Note however that this coverage only applies to lost profits that are directly a cause of the cyber attack. If your sales decline due to a hit to your reputation from the data breach or cyber attack, these declines will not be covered, as they are not directly caused by the breach or attack.
First-party coverage can also cover cyber extortion. If your business is threatened with damage to your computer systems or networks unless you pay a ransom, this insurance can provide coverage. For example, a hacker may gain access to your computer network and threaten to delete all your data unless you pay them money. Or, a virus infects your computer and the extortionist threatens to release confidential data on your company unless you pay their demands.

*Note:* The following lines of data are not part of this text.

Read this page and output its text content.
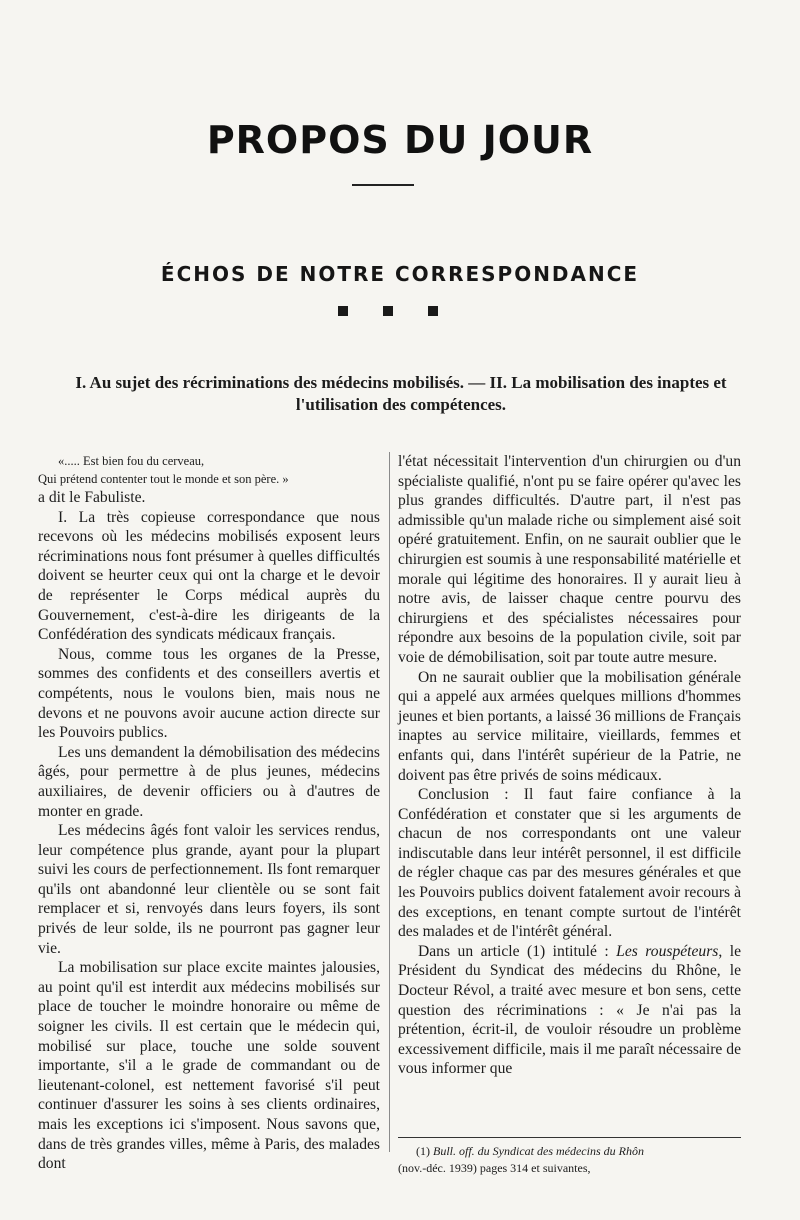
PROPOS DU JOUR
ÉCHOS DE NOTRE CORRESPONDANCE

I. Au sujet des récriminations des médecins mobilisés. — II. La mobilisation des inaptes et l'utilisation des compétences.

«..... Est bien fou du cerveau,
Qui prétend contenter tout le monde et son père. »

a dit le Fabuliste.

I. La très copieuse correspondance que nous recevons où les médecins mobilisés exposent leurs récriminations nous font présumer à quelles difficultés doivent se heurter ceux qui ont la charge et le devoir de représenter le Corps médical auprès du Gouvernement, c'est-à-dire les dirigeants de la Confédération des syndicats médicaux français.

Nous, comme tous les organes de la Presse, sommes des confidents et des conseillers avertis et compétents, nous le voulons bien, mais nous ne devons et ne pouvons avoir aucune action directe sur les Pouvoirs publics.

Les uns demandent la démobilisation des médecins âgés, pour permettre à de plus jeunes, médecins auxiliaires, de devenir officiers ou à d'autres de monter en grade.

Les médecins âgés font valoir les services rendus, leur compétence plus grande, ayant pour la plupart suivi les cours de perfectionnement. Ils font remarquer qu'ils ont abandonné leur clientèle ou se sont fait remplacer et si, renvoyés dans leurs foyers, ils sont privés de leur solde, ils ne pourront pas gagner leur vie.

La mobilisation sur place excite maintes jalousies, au point qu'il est interdit aux médecins mobilisés sur place de toucher le moindre honoraire ou même de soigner les civils. Il est certain que le médecin qui, mobilisé sur place, touche une solde souvent importante, s'il a le grade de commandant ou de lieutenant-colonel, est nettement favorisé s'il peut continuer d'assurer les soins à ses clients ordinaires, mais les exceptions ici s'imposent. Nous savons que, dans de très grandes villes, même à Paris, des malades dont

l'état nécessitait l'intervention d'un chirurgien ou d'un spécialiste qualifié, n'ont pu se faire opérer qu'avec les plus grandes difficultés. D'autre part, il n'est pas admissible qu'un malade riche ou simplement aisé soit opéré gratuitement. Enfin, on ne saurait oublier que le chirurgien est soumis à une responsabilité matérielle et morale qui légitime des honoraires. Il y aurait lieu à notre avis, de laisser chaque centre pourvu des chirurgiens et des spécialistes nécessaires pour répondre aux besoins de la population civile, soit par voie de démobilisation, soit par toute autre mesure.

On ne saurait oublier que la mobilisation générale qui a appelé aux armées quelques millions d'hommes jeunes et bien portants, a laissé 36 millions de Français inaptes au service militaire, vieillards, femmes et enfants qui, dans l'intérêt supérieur de la Patrie, ne doivent pas être privés de soins médicaux.

Conclusion : Il faut faire confiance à la Confédération et constater que si les arguments de chacun de nos correspondants ont une valeur indiscutable dans leur intérêt personnel, il est difficile de régler chaque cas par des mesures générales et que les Pouvoirs publics doivent fatalement avoir recours à des exceptions, en tenant compte surtout de l'intérêt des malades et de l'intérêt général.

Dans un article (1) intitulé : Les rouspéteurs, le Président du Syndicat des médecins du Rhône, le Docteur Révol, a traité avec mesure et bon sens, cette question des récriminations : « Je n'ai pas la prétention, écrit-il, de vouloir résoudre un problème excessivement difficile, mais il me paraît nécessaire de vous informer que

(1) Bull. off. du Syndicat des médecins du Rhôn
(nov.-déc. 1939) pages 314 et suivantes,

This insurance can provide coverage for the money you spend to respond to the extortion demand, as well as any ransom you pay. The insurer’s consent is usually required before you pay these expenses.
Deductibles and Sublimits
Many cyber liability policies have sublimits for first-party coverage. A sublimit is part of the limits of insurance, but it places a maximum on the amount of coverage for that type of loss. For example, if you have a cyber liability policy of $1 million, with a 50% sublimit on first-party coverage, the most the policy will pay for first-party losses is $500,000, and the most it will pay for all kinds of losses including first-party losses is $1 million.
Many cyber liability policies also have a deductible, which means that your business retains part of the risk of the loss, up to the amount of the deductible.
Also, many policies have a waiting period, during which losses will not be covered. For example, a policy with an 8 hour waiting period will not pay for any losses incurred during the first 8 hours of a network outage.
What isn’t covered by Cyber Liability Insurance?
Cyber Liability Insurance is primarily designed to protect your business from cyber attacks. However, there are some exclusions to the coverage from this insurance. These include:
- Damage to your business reputation as a result of a data breach.
- Costs to fortify and improve your internal technology systems.
- Lost future sales because customers avoid your business after a breach.
- Loss of intellectual property owned by your business.
- Damage to your business caused by your own or your employee’s actions. For example, you install new software that causes your network to go down for several days.
Reducing the Risks of Cyber Liability Claims
Cyber Liability Insurance should be your last line of defense against hacking, viruses, and data breaches. It is best to be proactive and take precautionary steps to reduce your exposure to cyber liability.
After a data breach, customers or clients may be less interested in doing business with you in the future.
Some ideas for reducing your cyber liability exposure include:
- Install all the latest software and security updates.
- Hiring an IT security consultant to audit your systems and create a security plan.
- Backing up your company data on a regular basis and storing it in the cloud or offsite.
- Limiting access to sensitive information by employees using passwords for electronic data and physical locks for physical files.
- Using network security software and firewalls, including the use of virtual private network (VPN) software.
- Training employees on the importance of keeping customer and partner data confidential.